One application of Big Data is to reduce unnecessary costs in the value chain by focusing on the processes with the greatest impact on the company’s profitability. Likewise, by using timely information, those processes with high costs and little profitability are reduced or eliminated.
With what-if analysis (what would happen if), we can simulate financial scenarios to combine them with analytical models based on machine learning to test hypotheses of business variables. Through this, we reduce the risks and costs of implementing initiatives, and we quickly realize the viability or not of an idea or new implementation.
For example, optimizing the planned flight route in the aeronautical sector is essential for fuel savings.

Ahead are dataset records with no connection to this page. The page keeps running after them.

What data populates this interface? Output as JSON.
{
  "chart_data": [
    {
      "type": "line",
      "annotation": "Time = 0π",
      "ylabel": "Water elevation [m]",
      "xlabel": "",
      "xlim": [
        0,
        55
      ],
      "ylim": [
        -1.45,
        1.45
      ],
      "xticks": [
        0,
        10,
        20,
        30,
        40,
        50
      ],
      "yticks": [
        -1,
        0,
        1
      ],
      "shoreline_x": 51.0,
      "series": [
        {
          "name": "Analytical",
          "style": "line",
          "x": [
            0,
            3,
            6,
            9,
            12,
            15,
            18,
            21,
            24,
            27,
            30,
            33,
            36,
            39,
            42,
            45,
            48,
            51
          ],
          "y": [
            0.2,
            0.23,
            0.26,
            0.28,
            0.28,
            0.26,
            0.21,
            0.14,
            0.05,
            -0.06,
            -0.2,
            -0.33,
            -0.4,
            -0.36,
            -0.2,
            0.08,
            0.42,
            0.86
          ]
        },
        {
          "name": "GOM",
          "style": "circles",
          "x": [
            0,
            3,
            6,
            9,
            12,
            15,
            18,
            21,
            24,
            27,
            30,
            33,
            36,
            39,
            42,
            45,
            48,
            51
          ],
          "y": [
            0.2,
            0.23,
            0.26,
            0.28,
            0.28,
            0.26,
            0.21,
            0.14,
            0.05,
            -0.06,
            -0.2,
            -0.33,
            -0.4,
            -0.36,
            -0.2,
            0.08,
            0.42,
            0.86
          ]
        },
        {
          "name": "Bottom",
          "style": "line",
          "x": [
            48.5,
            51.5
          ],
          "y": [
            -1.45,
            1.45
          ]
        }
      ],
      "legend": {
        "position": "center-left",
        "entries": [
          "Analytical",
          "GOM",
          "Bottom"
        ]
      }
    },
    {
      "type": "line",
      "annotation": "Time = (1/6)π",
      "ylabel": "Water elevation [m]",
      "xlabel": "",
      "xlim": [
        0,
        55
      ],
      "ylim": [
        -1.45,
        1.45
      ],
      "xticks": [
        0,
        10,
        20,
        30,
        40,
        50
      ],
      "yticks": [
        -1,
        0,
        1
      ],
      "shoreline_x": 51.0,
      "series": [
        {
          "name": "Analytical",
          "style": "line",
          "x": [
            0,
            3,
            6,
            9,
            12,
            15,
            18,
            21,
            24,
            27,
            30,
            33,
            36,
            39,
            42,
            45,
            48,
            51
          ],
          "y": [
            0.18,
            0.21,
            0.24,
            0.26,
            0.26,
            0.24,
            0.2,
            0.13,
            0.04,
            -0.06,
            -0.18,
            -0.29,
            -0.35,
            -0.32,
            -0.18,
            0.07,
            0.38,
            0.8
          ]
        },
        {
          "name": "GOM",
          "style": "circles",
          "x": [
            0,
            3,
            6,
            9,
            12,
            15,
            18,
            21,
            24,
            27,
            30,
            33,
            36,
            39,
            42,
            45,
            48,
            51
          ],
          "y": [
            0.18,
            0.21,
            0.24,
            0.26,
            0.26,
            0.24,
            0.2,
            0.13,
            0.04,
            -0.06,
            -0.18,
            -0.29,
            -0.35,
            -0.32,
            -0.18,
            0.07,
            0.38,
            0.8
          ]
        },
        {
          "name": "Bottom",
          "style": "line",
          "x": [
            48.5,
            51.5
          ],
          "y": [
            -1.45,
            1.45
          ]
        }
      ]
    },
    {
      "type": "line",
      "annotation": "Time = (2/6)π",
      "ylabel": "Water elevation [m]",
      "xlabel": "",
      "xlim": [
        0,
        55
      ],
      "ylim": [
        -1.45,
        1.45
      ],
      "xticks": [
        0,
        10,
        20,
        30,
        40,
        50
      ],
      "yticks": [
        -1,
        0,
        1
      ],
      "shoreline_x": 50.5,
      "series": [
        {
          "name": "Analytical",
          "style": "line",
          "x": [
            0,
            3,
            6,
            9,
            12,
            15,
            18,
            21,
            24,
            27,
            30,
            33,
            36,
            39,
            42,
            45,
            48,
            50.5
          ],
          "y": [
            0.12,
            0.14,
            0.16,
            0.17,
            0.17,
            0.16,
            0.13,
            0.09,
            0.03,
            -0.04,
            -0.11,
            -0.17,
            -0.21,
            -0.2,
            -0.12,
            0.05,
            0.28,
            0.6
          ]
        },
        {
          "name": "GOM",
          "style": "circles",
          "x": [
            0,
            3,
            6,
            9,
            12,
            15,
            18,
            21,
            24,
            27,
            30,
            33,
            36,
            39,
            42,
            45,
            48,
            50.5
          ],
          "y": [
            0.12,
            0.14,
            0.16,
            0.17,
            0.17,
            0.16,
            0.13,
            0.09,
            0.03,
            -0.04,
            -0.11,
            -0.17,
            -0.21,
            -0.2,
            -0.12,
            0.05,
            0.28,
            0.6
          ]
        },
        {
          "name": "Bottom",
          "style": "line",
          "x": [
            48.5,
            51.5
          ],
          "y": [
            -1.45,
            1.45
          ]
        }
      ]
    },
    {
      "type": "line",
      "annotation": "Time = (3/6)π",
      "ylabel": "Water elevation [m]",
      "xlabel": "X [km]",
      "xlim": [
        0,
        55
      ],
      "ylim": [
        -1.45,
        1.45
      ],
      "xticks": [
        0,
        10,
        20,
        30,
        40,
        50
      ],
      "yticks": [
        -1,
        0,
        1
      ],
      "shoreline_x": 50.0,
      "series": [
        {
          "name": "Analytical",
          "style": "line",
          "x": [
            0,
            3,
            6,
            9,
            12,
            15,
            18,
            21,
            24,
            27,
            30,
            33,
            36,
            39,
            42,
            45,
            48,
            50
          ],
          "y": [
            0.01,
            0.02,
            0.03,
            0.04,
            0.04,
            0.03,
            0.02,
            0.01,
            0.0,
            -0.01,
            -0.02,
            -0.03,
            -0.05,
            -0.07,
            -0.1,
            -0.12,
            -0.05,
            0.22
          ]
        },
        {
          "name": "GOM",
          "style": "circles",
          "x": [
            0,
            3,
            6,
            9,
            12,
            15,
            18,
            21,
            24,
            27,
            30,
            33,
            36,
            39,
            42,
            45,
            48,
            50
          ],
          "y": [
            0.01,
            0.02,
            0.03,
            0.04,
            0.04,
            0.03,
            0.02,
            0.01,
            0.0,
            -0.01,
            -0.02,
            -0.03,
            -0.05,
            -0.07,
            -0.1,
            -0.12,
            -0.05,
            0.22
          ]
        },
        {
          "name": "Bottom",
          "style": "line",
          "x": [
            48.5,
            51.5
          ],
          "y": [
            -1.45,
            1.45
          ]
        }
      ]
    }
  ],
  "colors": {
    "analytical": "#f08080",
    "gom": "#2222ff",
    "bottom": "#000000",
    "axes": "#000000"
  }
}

According to IATA: “it was estimated, in 2019 that 188,000 million dollars were spent on fuel consumption in the global airline industry,” a two percent reduction in consumption would save 3,760 million dollars. With an implementation in Big Data, it was possible to correlate the planned route of the aircraft with the speed and direction of the tailwind at each coordinate of the aircraft’s trajectory. Based on this forecast, the flight routes were redefined to reduce fuel and the time of the aircraft in the air. It is estimated that an airline can save between 30 and 50 million dollars a year by optimizing fuel consumption.
All industries and sectors use Big Data. Some of them are:
– Energy sector and public services
Prediction of renewable energy production.
Data analysis for fault detection and preventive maintenance.
Prediction of energy consumption to manage demand and supply.
Detection of fraud in user consumption.
Definition of consumption patterns versus energy generation.
– Retail:
Big Data-based listening platforms analyze and filter social media data to search keywords or consumer sentiments towards the brand.
Visitor prediction for checkout optimization.
– Industry and manufacturing:
Inventory prediction to optimize the production process.
Machine performance monitoring, failure prediction, and preventive maintenance.
– ICTs:
Monitoring the performance and usability of the website.
Analysis of large volumes of data from digital marketing campaigns to predict the behavior of new products.
– Other sectors:
Advertising agencies use it to design more targeted and faster marketing campaigns.
Fashion designers use it to follow trends and create more innovative products.
Banks use trends to make more effective and profitable investments.
Currently, Big Data is in many operations of our lives, when we place an order with Rappi or use Waze, Spotify, Prime Videos, or Netflix.
When we ask for an Uber or when Amazon shows us the recommended products based on our preferences, technologies are being used within the Big Data ecosystem such as machine learning, artificial intelligence, in-memory databases, and one of the topics that we will discuss in a future article: Data Lakes.